We grant the petition. The clerk of this court shall issue a writ of mandamus directing the district court to vacate its order disqualifying the Clark County District Attorney's Office.5

FOOTNOTES

1.  The hearings were sealed because they involved attorney-client privilege. Neither party has asked to file an appendix under seal containing the transcripts, to have the hearings unsealed, or to have the district court transmit a transcript of the hearings under seal for this court to consider. The statements in this opinion regarding the content of the testimony presented at those hearings are based on the findings set forth in the district court's written order.

2.  Rule 1.11 is based on the identically numbered ABA Model Rule. As provided in Nevada Rule of Professional Conduct 1.0A, the “comments to the ABA Model Rules of Professional Conduct ․ may be consulted for guidance in interpreting and applying the Nevada Rules of Professional Conduct, unless there is a conflict between the Nevada Rules and the ․ comments.”

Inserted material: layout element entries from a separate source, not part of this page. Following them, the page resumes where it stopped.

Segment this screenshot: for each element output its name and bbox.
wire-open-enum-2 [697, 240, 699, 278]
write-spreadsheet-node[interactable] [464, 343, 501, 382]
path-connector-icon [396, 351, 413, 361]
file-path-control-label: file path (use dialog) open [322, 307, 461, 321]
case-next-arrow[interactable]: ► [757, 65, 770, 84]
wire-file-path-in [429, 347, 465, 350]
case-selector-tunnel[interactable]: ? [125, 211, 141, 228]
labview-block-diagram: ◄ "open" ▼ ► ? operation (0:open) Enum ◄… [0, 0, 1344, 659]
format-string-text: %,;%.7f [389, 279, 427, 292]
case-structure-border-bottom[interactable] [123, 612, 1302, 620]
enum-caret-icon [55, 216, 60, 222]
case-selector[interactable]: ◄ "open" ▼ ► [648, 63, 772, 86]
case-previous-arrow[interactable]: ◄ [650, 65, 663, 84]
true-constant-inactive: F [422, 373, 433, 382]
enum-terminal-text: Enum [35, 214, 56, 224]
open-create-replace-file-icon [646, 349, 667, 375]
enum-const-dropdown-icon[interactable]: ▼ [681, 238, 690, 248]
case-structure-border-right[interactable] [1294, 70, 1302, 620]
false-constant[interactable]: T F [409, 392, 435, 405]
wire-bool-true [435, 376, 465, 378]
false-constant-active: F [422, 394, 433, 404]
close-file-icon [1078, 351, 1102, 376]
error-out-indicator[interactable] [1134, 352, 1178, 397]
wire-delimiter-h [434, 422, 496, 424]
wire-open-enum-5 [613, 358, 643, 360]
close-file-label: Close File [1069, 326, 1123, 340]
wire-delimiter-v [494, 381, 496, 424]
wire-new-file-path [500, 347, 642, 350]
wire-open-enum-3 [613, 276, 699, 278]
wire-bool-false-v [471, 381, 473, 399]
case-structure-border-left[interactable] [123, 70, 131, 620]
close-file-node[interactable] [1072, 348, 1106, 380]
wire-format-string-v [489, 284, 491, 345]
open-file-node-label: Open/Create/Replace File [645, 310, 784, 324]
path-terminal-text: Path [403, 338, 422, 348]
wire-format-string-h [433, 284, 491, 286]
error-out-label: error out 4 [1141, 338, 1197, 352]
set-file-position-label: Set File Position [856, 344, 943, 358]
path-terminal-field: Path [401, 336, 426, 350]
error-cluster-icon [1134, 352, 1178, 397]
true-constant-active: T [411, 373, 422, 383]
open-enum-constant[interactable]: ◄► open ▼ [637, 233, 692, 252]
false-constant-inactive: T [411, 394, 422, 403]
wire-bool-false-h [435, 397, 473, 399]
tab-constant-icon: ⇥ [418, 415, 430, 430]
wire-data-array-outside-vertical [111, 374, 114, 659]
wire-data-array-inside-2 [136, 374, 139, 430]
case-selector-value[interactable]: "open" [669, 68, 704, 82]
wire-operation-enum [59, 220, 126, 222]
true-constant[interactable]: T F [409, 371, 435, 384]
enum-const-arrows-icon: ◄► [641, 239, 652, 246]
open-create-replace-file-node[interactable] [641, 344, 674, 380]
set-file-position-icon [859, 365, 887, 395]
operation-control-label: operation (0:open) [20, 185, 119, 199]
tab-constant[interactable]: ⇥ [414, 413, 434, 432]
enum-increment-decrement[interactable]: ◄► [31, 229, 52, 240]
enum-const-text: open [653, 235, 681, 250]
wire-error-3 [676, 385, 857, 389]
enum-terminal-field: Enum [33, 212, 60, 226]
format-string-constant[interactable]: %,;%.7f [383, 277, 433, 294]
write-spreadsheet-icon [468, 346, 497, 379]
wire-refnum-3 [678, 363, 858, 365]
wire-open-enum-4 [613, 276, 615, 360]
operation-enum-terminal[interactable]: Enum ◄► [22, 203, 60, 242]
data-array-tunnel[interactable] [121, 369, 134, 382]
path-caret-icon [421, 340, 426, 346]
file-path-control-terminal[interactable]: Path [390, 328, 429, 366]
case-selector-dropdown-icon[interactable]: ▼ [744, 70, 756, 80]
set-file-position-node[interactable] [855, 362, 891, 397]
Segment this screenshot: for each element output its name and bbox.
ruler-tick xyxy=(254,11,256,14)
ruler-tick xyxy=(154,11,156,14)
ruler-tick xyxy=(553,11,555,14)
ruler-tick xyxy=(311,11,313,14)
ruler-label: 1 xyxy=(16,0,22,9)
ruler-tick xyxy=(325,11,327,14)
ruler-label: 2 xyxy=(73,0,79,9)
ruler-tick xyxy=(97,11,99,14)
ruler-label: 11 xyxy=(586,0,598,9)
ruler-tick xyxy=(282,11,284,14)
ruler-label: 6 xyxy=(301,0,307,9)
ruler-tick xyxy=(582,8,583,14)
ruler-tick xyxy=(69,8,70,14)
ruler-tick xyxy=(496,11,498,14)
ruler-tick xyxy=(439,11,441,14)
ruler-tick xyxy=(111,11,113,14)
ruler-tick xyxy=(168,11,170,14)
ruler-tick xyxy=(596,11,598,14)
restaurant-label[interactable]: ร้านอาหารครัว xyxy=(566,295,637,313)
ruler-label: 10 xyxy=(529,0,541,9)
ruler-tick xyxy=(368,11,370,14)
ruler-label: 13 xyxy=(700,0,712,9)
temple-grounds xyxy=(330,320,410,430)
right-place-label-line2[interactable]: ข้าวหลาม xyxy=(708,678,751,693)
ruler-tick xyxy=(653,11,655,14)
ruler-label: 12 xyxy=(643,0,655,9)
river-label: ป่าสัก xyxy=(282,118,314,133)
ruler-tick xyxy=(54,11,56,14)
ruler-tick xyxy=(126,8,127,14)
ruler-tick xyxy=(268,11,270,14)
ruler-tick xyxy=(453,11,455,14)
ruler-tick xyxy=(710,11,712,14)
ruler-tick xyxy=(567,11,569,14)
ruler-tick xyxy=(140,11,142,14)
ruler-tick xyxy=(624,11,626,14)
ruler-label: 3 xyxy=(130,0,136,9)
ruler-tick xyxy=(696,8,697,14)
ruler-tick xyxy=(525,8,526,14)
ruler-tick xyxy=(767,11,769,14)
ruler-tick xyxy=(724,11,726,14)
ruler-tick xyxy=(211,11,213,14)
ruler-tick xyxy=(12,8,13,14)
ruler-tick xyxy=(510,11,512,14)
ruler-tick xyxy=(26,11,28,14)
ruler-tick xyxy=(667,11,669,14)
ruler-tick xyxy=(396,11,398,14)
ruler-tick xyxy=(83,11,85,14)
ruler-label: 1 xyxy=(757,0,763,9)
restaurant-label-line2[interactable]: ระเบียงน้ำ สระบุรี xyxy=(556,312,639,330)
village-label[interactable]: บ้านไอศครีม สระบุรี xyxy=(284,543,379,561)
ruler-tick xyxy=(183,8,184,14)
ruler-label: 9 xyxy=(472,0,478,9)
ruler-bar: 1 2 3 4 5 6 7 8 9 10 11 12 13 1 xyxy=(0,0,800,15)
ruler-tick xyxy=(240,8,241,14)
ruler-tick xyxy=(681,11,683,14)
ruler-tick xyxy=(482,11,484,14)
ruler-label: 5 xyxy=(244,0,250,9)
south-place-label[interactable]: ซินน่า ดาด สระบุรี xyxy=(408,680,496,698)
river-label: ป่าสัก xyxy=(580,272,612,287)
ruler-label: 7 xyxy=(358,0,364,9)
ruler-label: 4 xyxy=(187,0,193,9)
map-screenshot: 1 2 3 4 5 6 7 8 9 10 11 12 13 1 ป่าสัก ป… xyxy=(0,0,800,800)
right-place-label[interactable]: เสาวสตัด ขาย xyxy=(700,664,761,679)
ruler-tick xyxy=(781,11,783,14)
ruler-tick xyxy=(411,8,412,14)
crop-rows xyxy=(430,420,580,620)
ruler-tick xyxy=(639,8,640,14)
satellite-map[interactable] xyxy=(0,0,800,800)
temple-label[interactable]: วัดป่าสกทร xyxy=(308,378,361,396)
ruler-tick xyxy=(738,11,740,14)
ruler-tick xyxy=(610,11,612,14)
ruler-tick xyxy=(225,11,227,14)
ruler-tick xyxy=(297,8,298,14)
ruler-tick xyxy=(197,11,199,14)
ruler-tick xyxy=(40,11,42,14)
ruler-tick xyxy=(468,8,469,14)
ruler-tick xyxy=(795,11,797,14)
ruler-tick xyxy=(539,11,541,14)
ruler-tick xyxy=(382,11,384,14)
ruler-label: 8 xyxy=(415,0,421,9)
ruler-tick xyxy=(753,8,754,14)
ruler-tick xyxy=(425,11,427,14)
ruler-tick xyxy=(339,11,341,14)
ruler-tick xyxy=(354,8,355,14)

3.  The district court relied on a California case, City and County of San Francisco v. Cobra Solutions, Inc., 135 P.3d 20 (Cal .2006), to find that when the conflict is with the head of the office, the entire office must be disqualified regardless of whether there were proper screening procedures in place. There are several reasons that the district court's reliance on this case was problematic. First, Cobra Solutions is a civil case, and California has a criminal penal code section in place that applies in criminal cases that is different than the standard set forth for civil cases. Cal. Pen.Code § 1424 (West 2011). California courts have specifically stated that the reasoning used in Cobra Solutions does not apply in criminal cases. Spaccia v. Superior Court, 146 Cal.Rptr.3d 742, 753 (Ct.App.2012). Second, California has not adopted the ABA Model Rules of Professional Conduct, which specifically allows the screening of conflicted attorneys who serve as public officers or employees. Cobra Solutions, 135 P.3d at 29; Model Rules of Prof'l Conduct R. 1.11 (2012). While California does allow for the screening of employees of a government agency, it does not allow for the screening of the head public officer of the agency. Cobra Solutions, 135 P.3d at 29. This is in contrast to the rules of professional conduct adopted in Nevada, which do allow for the screening of a public officer. RPC 1.11. Therefore, the district court's reliance on this case was misplaced.

4.  We note that the district court concluded that Wolfson had not acted unethically in this matter. Within this conclusion, the district court indicated that it considered the screening procedures, thereby demonstrating that the district court believed the screening procedures were adequate to ensure that Wolfson would have no involvement in the prosecution.

5.  We previously stayed the proceedings in district court pending our resolution of this original proceeding. Given our resolution of the original proceeding in this opinion, we deny the State's motion to dissolve the stay as moot. To the extent that Zogheib's opposition to the State's motion raises factual allegations that were not presented to the district court regarding the merits of the motion to disqualify the district attorney's office, we have not considered them.

By the Court, HARDESTY, J,:

We concur: PARRAGUIRRE and CHERRY, JJ.